Medical staff called out orders. Virag Mama forced Neel from the room, presumably at the direction of one of the nurses. I was hazy from sleep but tried to extricate myself from the mayhem in the room. Seeing an opening, I stumbled past a nurse and made it to the hallway. The noises from inside the room faded as she closed the door. I fixed my gaze on the floor and steadied myself by resting my hand against the textured yellow-tinged wall. It was rough against my palm. Eyes downcast, I slid my fingertips along the cool plaster, taking only two steps before I smacked into someone rushing toward the room.
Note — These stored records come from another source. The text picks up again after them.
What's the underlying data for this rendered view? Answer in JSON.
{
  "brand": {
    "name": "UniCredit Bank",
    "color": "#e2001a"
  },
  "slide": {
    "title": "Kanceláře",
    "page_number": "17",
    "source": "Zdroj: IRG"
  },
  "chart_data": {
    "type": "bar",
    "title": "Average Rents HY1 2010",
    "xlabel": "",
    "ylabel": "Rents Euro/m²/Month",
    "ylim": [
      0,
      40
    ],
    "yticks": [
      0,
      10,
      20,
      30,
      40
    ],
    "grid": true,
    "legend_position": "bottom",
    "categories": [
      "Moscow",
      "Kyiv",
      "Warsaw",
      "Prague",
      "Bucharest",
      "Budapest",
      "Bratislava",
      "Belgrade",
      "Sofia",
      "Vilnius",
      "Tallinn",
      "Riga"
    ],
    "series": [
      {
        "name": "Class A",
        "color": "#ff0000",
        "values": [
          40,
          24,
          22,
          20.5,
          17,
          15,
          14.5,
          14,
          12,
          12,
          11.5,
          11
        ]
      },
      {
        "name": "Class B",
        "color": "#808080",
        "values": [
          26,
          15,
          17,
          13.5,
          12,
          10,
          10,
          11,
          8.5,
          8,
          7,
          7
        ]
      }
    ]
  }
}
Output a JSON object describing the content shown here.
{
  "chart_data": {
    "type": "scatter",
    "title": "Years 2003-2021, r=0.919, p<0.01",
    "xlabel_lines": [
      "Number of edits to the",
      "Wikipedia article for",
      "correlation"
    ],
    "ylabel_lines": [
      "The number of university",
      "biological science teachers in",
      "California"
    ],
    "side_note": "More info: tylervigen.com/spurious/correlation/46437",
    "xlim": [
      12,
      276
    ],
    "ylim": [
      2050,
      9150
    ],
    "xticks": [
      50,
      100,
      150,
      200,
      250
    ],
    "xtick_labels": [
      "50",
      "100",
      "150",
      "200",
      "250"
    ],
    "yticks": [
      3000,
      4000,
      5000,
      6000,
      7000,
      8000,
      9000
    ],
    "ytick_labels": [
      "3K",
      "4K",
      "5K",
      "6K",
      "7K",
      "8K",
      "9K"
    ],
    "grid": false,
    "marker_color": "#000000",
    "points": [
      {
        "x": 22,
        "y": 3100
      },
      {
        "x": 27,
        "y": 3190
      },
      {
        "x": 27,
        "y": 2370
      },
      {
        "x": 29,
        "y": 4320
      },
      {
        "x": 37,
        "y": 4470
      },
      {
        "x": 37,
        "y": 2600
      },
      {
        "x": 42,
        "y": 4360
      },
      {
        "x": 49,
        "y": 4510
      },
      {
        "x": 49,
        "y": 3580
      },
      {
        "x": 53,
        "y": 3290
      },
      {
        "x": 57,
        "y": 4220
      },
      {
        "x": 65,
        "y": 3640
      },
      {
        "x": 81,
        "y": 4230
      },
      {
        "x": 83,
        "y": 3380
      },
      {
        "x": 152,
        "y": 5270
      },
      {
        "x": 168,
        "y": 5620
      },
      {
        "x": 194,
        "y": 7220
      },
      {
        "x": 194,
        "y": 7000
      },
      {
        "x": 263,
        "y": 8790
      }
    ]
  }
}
“I’m so sor—” I stopped cold when I realized I was looking into my mother’s dark-brown eyes.
8
Shocked from the chaos, I mumbled a quick hello. I had no idea what else to say to her, so I turned back to find Neel. He was leaning against the wall, breathing sharply. Water. I would get him some water. From over my shoulder, I saw my mother put her hand on Neel’s back. She told him to be strong. No matter what happened, whether someone had died or whether as kids we were too scared to stay home alone, she always told us to be strong. Maybe sometimes it was okay to let go and allow someone else to take care of you, okay to be vulnerable. That was something I’d learned from Alex.
We had been dating for about five months and had entered that comfortable period where we could sit with each other in our pajamas and eyeglasses without any pretenses. After a long week at the office, we’d polished off a bottle and a half of wine, and he’d been teasing me about how guarded I was about my past and family, joking that I must be hiding some big secret, something horrifying like underwear with holes in it or a messy closet! I never talked about growing up in a dingy row house near Chicago’s version of Little India. Or about how my parents had trouble holding down jobs after they had immigrated, and we often struggled to pay bills. It was a far cry from the life I had now, and it was a life I wanted to forget.
But my alcohol-induced state mixed with his sultry “I want to know everything about you” blue eyes made me share more than I ordinarily would have, including a story from junior high I had never told anyone.